Additionally, the authors propose a rudimentary brute-force approach as a provable, although computationally expensive, method to infer model behavior by repeated querying. This method, which ensures theoretical reliability, highlights the need for further work in developing feature attribution techniques that are both computationally efficient and theoretically robust.

Implications for AI Practitioners and Future Research

The findings in this paper caution practitioners against over-reliance on popular attribution methods for high-stakes decision-making, especially in complex models. For AI researchers, these results underline the necessity of developing attribution methods that can achieve stronger guarantees.
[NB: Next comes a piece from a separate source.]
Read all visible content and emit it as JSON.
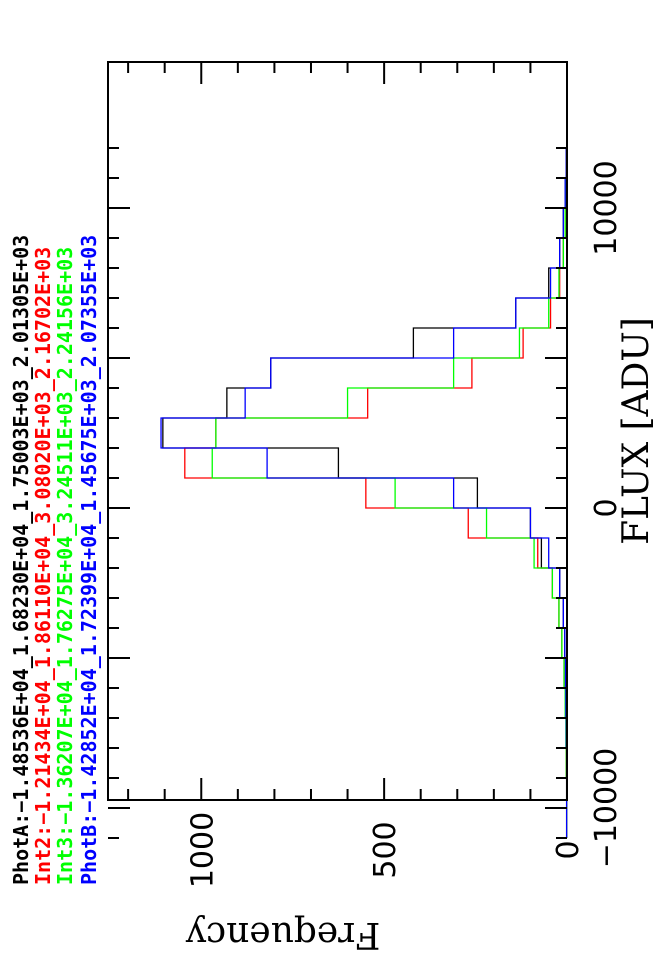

There is a clear call to refine these methods or develop new ones underpinned with sound theoretical results. For application scenarios that require high reliability, methods that are task-specific and leverage model-specific insights might be necessary.

Moreover, the exploration of the sample complexity of achieving reliable inference via brute-force methods paves the way for new investigations into more efficient algorithmic solutions. Exploring optimization techniques and formal decision-theoretic frameworks might contribute significantly to enhancing the efficacy of interpretability methods in machine learning.

In conclusion, this paper makes substantial contributions to the understanding of the limitations of feature attribution methods in machine learning. It challenges the community to rethink the design and application of interpretability tools, ensuring they are robust enough for practical use while guiding theoretical advances in this critical area of AI research.